Deniz Durukan
Selin Sümbültepe'den 'Hatay'a Ağıt': Ma rıhna, nehna hon! Gitmedik Buradayız
Geçtiğimiz yıl 6 Şubat’ta, on bir ili etkileyen Maraş merkezli deprem felaketinde ailesini kaybeden Hataylı müzisyen Selin Sümbültepe, “Akantüs/ Hatay’a Ağıt” adlı teklisini yayınlandı.
Şarkı, adını Akantüs bitkisinden alıyor. Selen Sümbültepe bu ismi boşuna koymamış şarkısına. Antakya’ya özgü temel motiflerden biri olan Akantüs bitkisi, Antakya’nın eski yerleşim bölgelerinde birçok evin, tarihi binanın kapı ve sütunlarında yer alıyor. Doğum, yaşam ve ölüm döngüsünü simgeleyen Akantüs, rivayete göre, ölümden sonraki hayatı da işaret ediyor. Binlerce yıllık tarihe, birçok medeniyete, millete kapısını açan bu şehrin tılsımı her dönem, kesintisiz biçimde yaşam merkezi olmasında yatıyor.
Tarihinde yıkımla sonuçlanan birçok deprem olsa da Hatay hem kültürlerin hem inançların merkezi olmaya devam etti.
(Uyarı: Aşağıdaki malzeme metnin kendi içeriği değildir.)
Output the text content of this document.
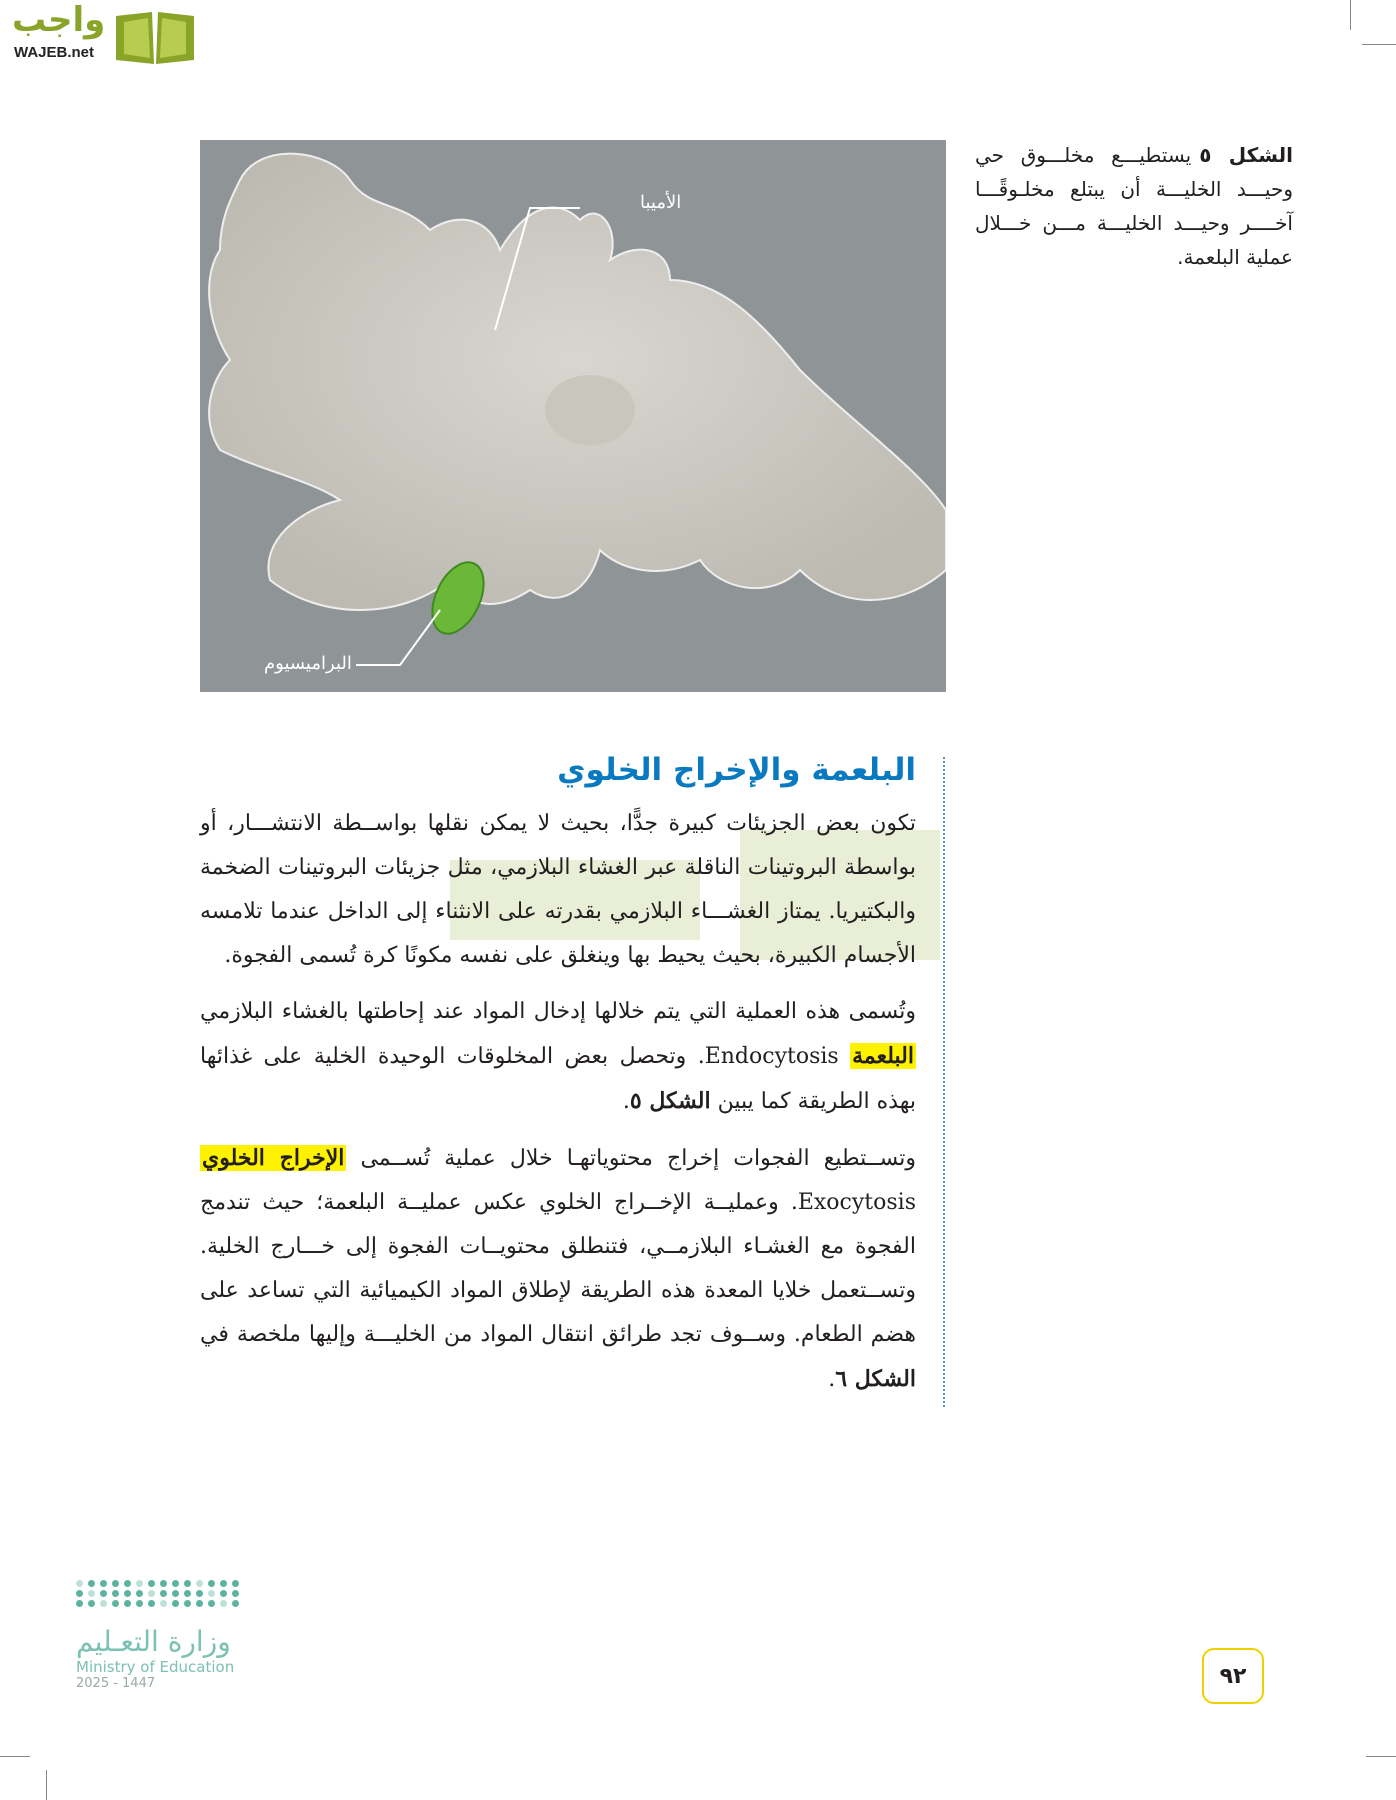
واجب
WAJEB.net
الأميبا
البراميسيوم
الشكل ٥يستطيـــع مخلـــوق حي وحيـــد الخليـــة أن يبتلع مخلـوقًـــا آخــــر وحيـــد الخليـــة مـــن خـــلال عملية البلعمة.
البلعمة والإخراج الخلوي

تكون بعض الجزيئات كبيرة جدًّا، بحيث لا يمكن نقلها بواســطة الانتشـــار، أو بواسطة البروتينات الناقلة عبر الغشاء البلازمي، مثل جزيئات البروتينات الضخمة والبكتيريا. يمتاز الغشـــاء البلازمي بقدرته على الانثناء إلى الداخل عندما تلامسه الأجسام الكبيرة، بحيث يحيط بها وينغلق على نفسه مكونًا كرة تُسمى الفجوة.

وتُسمى هذه العملية التي يتم خلالها إدخال المواد عند إحاطتها بالغشاء البلازمي البلعمة Endocytosis. وتحصل بعض المخلوقات الوحيدة الخلية على غذائها بهذه الطريقة كما يبين الشكل ٥.

وتســتطيع الفجوات إخراج محتوياتهـا خلال عملية تُســمى الإخراج الخلوي Exocytosis. وعمليــة الإخــراج الخلوي عكس عمليــة البلعمة؛ حيث تندمج الفجوة مع الغشـاء البلازمــي، فتنطلق محتويــات الفجوة إلى خـــارج الخلية. وتســتعمل خلايا المعدة هذه الطريقة لإطلاق المواد الكيميائية التي تساعد على هضم الطعام. وســوف تجد طرائق انتقال المواد من الخليـــة وإليها ملخصة في الشكل ٦.

وزارة التعـليم
Ministry of Education
2025 - 1447	٩٢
Selin Sümbültepe, şarkısında Hatay’ın, bu kadim kentin, tarihin pusulası olma işlevinden söz ediyor. “Çok dilli duaların akantüslü kapıları, tarihin kadim pusulası, evveli ahir bağlar, yıkıldı yüreğimin yuvası” dediği "Hatay’a Ağıt" şarkısı, binlerce can kaybına yönelik acının türküsü olduğu gibi, bu coğrafyada korunması hiç de kolay olmayan çok dilli, çok kültürlü bir yapının tekrardan kurulamaması endişesini de taşıyor. Buna, yuvanın yıkılması denebilir.
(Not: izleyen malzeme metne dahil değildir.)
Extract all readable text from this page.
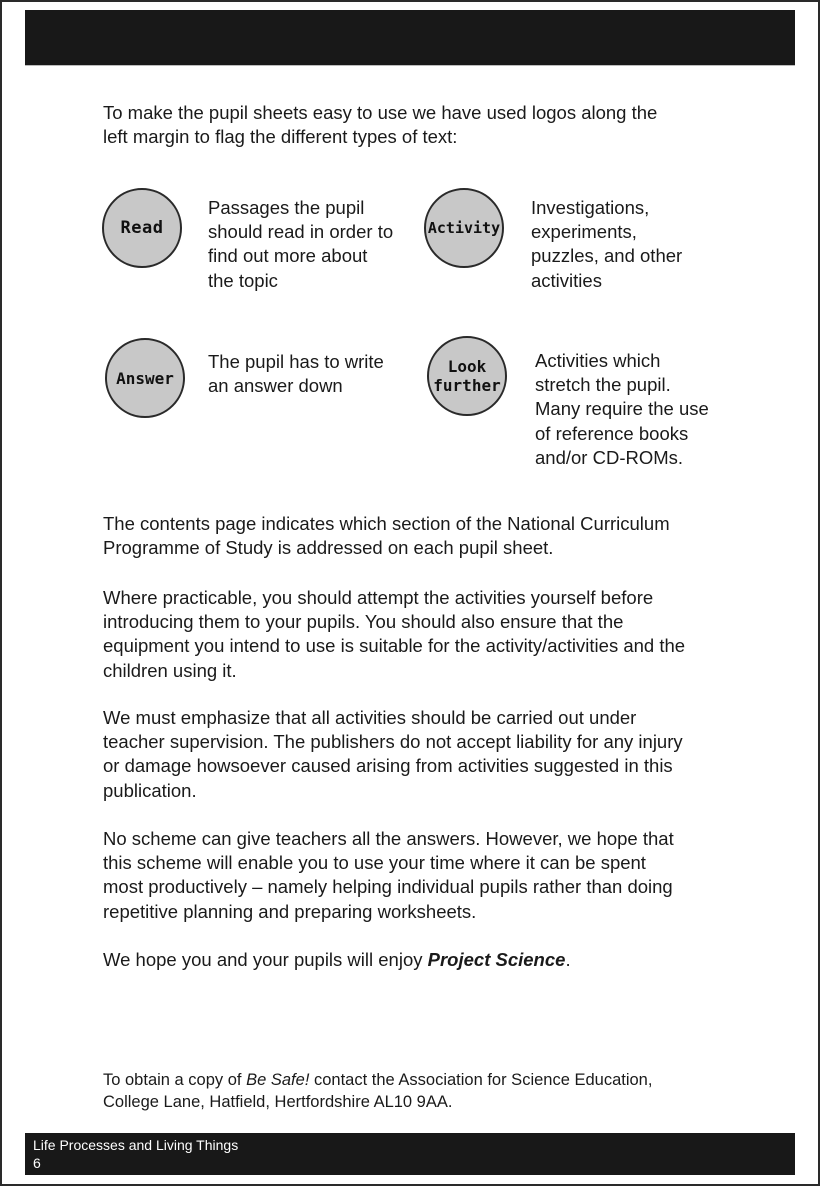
To make the pupil sheets easy to use we have used logos along the
left margin to flag the different types of text:

Read

Passages the pupil
should read in order to
find out more about
the topic

Activity

Investigations,
experiments,
puzzles, and other
activities

Answer

The pupil has to write
an answer down

Look
further

Activities which
stretch the pupil.
Many require the use
of reference books
and/or CD-ROMs.

The contents page indicates which section of the National Curriculum
Programme of Study is addressed on each pupil sheet.

Where practicable, you should attempt the activities yourself before
introducing them to your pupils. You should also ensure that the
equipment you intend to use is suitable for the activity/activities and the
children using it.

We must emphasize that all activities should be carried out under
teacher supervision. The publishers do not accept liability for any injury
or damage howsoever caused arising from activities suggested in this
publication.

No scheme can give teachers all the answers. However, we hope that
this scheme will enable you to use your time where it can be spent
most productively – namely helping individual pupils rather than doing
repetitive planning and preparing worksheets.

We hope you and your pupils will enjoy Project Science.

To obtain a copy of Be Safe! contact the Association for Science Education,
College Lane, Hatfield, Hertfordshire AL10 9AA.

Life Processes and Living Things
6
“Yıkıldı yüreğimin yuvası” ifadesi yuva sözcüğünün anlamını çok boyutlu düşünmemize izin veriyor. Ev dediğiniz dört duvardır ama yuva bambaşka bir anlam içerir. Evi yeniden inşa edebilirsiniz, binaların görkemlisini de yapabilirsiniz. Ama yuva öyle mi? Yaşadığınız şehrin ruhunu, temsil ettiği kültürü, binlerce yıllık birikimi, yaşanmışlığı, insanıyla, hayvanıyla, bitkisiyle, kısacası canlı cansız her bir değeriyle onları bir arada tutan şeydir yuva. Sizi siz yapan, tüm oluşlarınızı gerçekleştirdiğiniz, kim olduğunuz veya olmadığınızı anlayacağınız yerdir. Komşunuzun, mahallenizin, şehrinizin kahkahasıdır, hüznüdür, biriktirdiğiniz anılardır. Yuva, beraber yaşadığınız insanlardır. Aidiyeti de temsil eder yuva. Bu anlamda şarkıda geçen “yuva” sözcüğü, insanın doğup büyüdüğü kentin, yani mekânın kimliğinin, “ben” üzerindeki aidiyet duygusunu göstermesi açısından da önemlidir.
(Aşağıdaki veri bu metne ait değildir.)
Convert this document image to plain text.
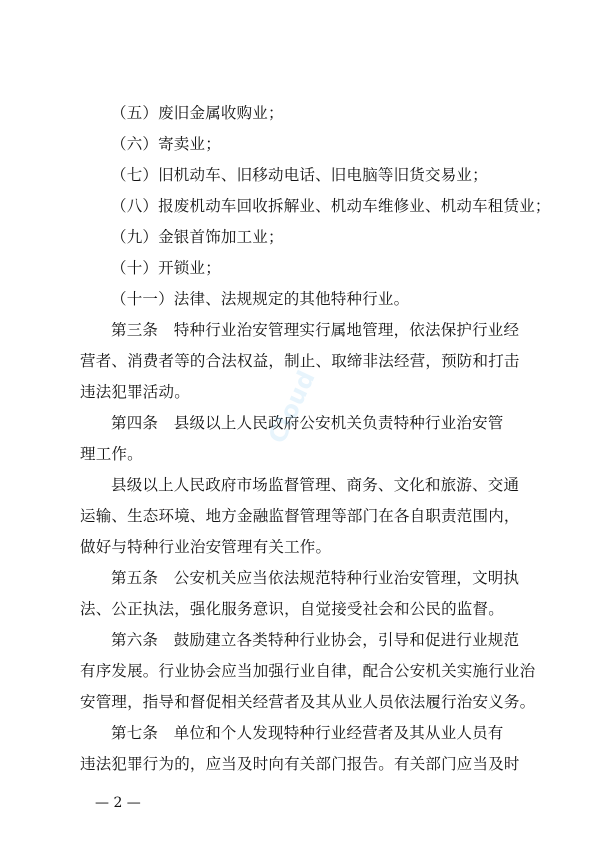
（五）废旧金属收购业；
（六）寄卖业；
（七）旧机动车、旧移动电话、旧电脑等旧货交易业；
（八）报废机动车回收拆解业、机动车维修业、机动车租赁业；
（九）金银首饰加工业；
（十）开锁业；
（十一）法律、法规规定的其他特种行业。
第三条　特种行业治安管理实行属地管理，依法保护行业经
营者、消费者等的合法权益，制止、取缔非法经营，预防和打击
违法犯罪活动。
第四条　县级以上人民政府公安机关负责特种行业治安管
理工作。
县级以上人民政府市场监督管理、商务、文化和旅游、交通
运输、生态环境、地方金融监督管理等部门在各自职责范围内，
做好与特种行业治安管理有关工作。
第五条　公安机关应当依法规范特种行业治安管理，文明执
法、公正执法，强化服务意识，自觉接受社会和公民的监督。
第六条　鼓励建立各类特种行业协会，引导和促进行业规范
有序发展。行业协会应当加强行业自律，配合公安机关实施行业治
安管理，指导和督促相关经营者及其从业人员依法履行治安义务。
第七条　单位和个人发现特种行业经营者及其从业人员有
违法犯罪行为的，应当及时向有关部门报告。有关部门应当及时
— 2 —
Cloud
Kıyametse, o yuvanın dağılmasıdır. Selin Sümbültepe tüm bu duyguları çok az sözle, acısını en derinden yaşayarak: “Kıyameti ömrümün en karası, vurgun yedi köküm ağlar” diye ifade ediyor. Kıyamet, vurgun ve kök sözcükleri yıkımın manevi boyutunun çok katmanlı olduğuna dair bir vurgu. Şehrin yıkımı, kökünü kaybetmek, binlerce insanın ölmesi yuvanın parçalanmasıdır. Yaşanılan bu kıyamet insanın köklendiği yerden vurgun yemesidir. Kuşkusuz Selin Sümbültepe’nin hissettikleri, dile getirdikleri depremde hayatını kaybeden, yuvasını yitiren, kıyameti yaşayan hemen herkesin duygusuna tekabül ediyor. Ancak şarkının devamında “kanayan yaranın dağlanması” ifadesi, gücünü toplayıp ayağa kalkmaya da vurgu yapıyor.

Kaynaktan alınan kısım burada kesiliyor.